What is Cavitation?

Example of Cavitation in a Valve

Cavitation is the formation and collapse of air or gas bubbles in a liquid.

The bubbles are formed when liquid undergoes a rapid change of pressure and falls below the vapor pressure. They collapse when the pressure recovers.

This can all happen in a very short span just after the vena contracta—the point in the valve where the diameter of the flow is at its smallest, and fluid velocity is at its maximum.

What are the Symptoms?

Because it happens inside a valve or pipeline, cavitation is not easy to spot. Here are two symptoms that may be caused by cavitation:

  1. Valve Trim Pitting. When the vapor bubbles collapse, it creates a strong force. When this happens over and over on the metal surface of the valve trim, the metal will begin to erode and pit.
  2. Water Hammering. If cavitation is occurring, your valve may repeatedly open and then close sharply. This is called water hammering, and it can lead to an eventual compromise of the valve stem, coupling block and/or valve seat.
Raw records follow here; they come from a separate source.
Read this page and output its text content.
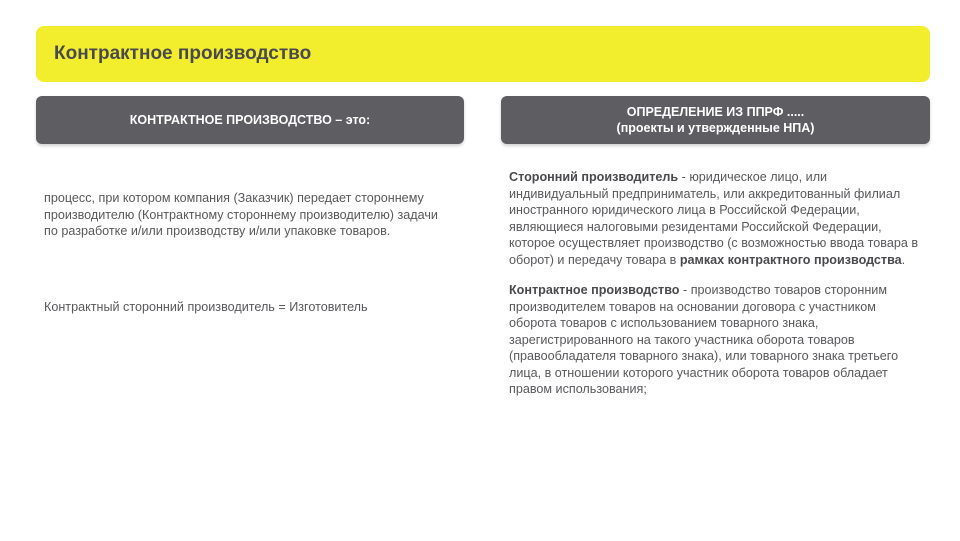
Контрактное производство
КОНТРАКТНОЕ ПРОИЗВОДСТВО – это:
ОПРЕДЕЛЕНИЕ ИЗ ППРФ .....
(проекты и утвержденные НПА)

процесс, при котором компания (Заказчик) передает стороннему производителю (Контрактному стороннему производителю) задачи по разработке и/или производству и/или упаковке товаров.

Контрактный сторонний производитель = Изготовитель

Сторонний производитель - юридическое лицо, или индивидуальный предприниматель, или аккредитованный филиал иностранного юридического лица в Российской Федерации, являющиеся налоговыми резидентами Российской Федерации, которое осуществляет производство (с возможностью ввода товара в оборот) и передачу товара в рамках контрактного производства.

Контрактное производство - производство товаров сторонним производителем товаров на основании договора с участником оборота товаров с использованием товарного знака, зарегистрированного на такого участника оборота товаров (правообладателя товарного знака), или товарного знака третьего лица, в отношении которого участник оборота товаров обладает правом использования;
How Can I Prevent Cavitation?

There are three things you can do to prevent cavitation in your valves:

  1. Decrease the pressure drop across your valve.
  2. Install the valve in a cooler place in the process, thereby decreasing the vapor pressure.
  3. Make sure your valve is properly sized. Cavitation often happens in applications when a valve is oversized. For tips on how to size your valve, see our video, “How to Select a Valve.”